Looking at the exercise, the first thing I notice is that your transition relation is not correct. The generated transition system does not look like yours. Instead, the transition relation should be as follows:
a&!b&!c & !next(a)&!next(b)& next(c) |
!a&!b& c & next(a)&!next(b)&!next(c) |
!a& b&!c & next(a)& next(b)&!next(c) |
a& b&!c & next(a)&!next(b)& next(c) |
a&!b& c & !next(a)& next(b)& next(c) |
!a& b& c & next(a)& next(b)& next(c) |
a& b& c & !next(a)& next(b)&!next(c)
and will give you the following Kripke structure:
Initial states are !a&!c, so that the reachable states are s0,s2,s3,s5,s6,s7, i.e., all states but s1 and s4. The safety property phi to be checked is b|c|!a which holds in all states except for s4 (these are the green states).
Hence, the property is not inductive, since there are states (namely s1) where phi holds but where some successor state does not satisfy phi.
Hence, we cannot prove this property by applying the simple induction rule even though all reachable states satisfy phi, and therefore AGphi holds on all initial states. Instead, we have to strengthen the induction property until we find a stronger property that is inductive. PDR does this automatically.
To this end, PDR starts as follows with the following initial checks:
(1) Check the Safety of Initial States I(x) ➞ Φ(x), i.e., check whether all initial states are included in the safety property. In our case, all initial states satisfy the safety property, so there is no counterexample of length 1.
(2) Check the Safety of the Successors of Initial States I(x) ⋀ R(x,x') ➞ Φ(x'), i.e., check whether all successor states of all initial states satisfy the safety property. In our case, all successors of initial states satisfy the safety property, so there is no counterexample of length 2.
(3) Check the Inductiveness of Initial States I(x) ⋀ R(x,x') ➞ I(x'), i.e., check whether all successor states of all initial states are also initial states. If that would be true, the initial states would be the reachable states. However, in our case that is not true, since we have a transition s2->s6 from the initial state s2 to a non-initial state s6.
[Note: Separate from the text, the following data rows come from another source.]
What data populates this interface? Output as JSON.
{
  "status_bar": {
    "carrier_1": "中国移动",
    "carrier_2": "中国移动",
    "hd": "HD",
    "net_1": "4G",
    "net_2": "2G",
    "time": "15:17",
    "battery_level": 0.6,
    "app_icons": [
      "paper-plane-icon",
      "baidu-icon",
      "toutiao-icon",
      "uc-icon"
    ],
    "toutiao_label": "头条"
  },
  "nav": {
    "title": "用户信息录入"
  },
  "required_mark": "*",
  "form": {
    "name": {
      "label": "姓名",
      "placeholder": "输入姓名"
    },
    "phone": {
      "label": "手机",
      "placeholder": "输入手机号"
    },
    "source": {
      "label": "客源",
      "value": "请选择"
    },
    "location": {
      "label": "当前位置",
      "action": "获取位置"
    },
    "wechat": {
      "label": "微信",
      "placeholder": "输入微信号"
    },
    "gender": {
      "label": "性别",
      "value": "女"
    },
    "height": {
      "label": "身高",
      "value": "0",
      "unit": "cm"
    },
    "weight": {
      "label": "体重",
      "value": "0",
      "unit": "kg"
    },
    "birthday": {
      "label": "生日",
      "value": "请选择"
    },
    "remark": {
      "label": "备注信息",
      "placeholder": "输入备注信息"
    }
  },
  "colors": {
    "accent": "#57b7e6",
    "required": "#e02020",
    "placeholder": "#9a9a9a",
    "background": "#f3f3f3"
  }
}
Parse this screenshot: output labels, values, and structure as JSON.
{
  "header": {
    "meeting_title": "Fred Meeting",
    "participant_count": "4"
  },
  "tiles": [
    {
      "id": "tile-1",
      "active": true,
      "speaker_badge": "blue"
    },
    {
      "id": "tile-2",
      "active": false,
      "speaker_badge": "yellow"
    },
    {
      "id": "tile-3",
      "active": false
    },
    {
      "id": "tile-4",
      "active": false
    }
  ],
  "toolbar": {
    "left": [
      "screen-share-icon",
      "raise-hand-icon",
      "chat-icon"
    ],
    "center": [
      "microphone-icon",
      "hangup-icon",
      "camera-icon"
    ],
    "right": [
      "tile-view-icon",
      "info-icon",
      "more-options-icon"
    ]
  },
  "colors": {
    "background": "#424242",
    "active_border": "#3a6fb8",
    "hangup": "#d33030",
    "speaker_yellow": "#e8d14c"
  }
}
(4) Check the Inductiveness of the Safety Property Φ(x) ⋀ R(x,x') ➞ Φ(x'), i.e., whether all successors of green states are green states. In our example, this is not the case, since we have for example, s1->s4 and while s1 satisfies the safety property, s4 does not. Hence, we don't get a cheap proof this way.
Hence, the initial checks were not conclusive, we can neither prove nor disprove the safety property with the simple checks (1)-(4) and therefore PDR has to start its work.
PDR will therefore check the counterexample to the induction step which is only the transition s1->s4. PDR will then find out that s1 is not reachable and will remove s1 from the green states. Checking inductiveness again will then work, and a proof is found with the stronger safety property {s0,s2,s3,s5,s6,s7} which can be expressed as ¬a&¬c ∨ b ∨ a∧c. This is inductive and it implies the given property.
For more details, you really have to study the chapter on induction, it is quite involved and cannot be summarized here in a few lines of text.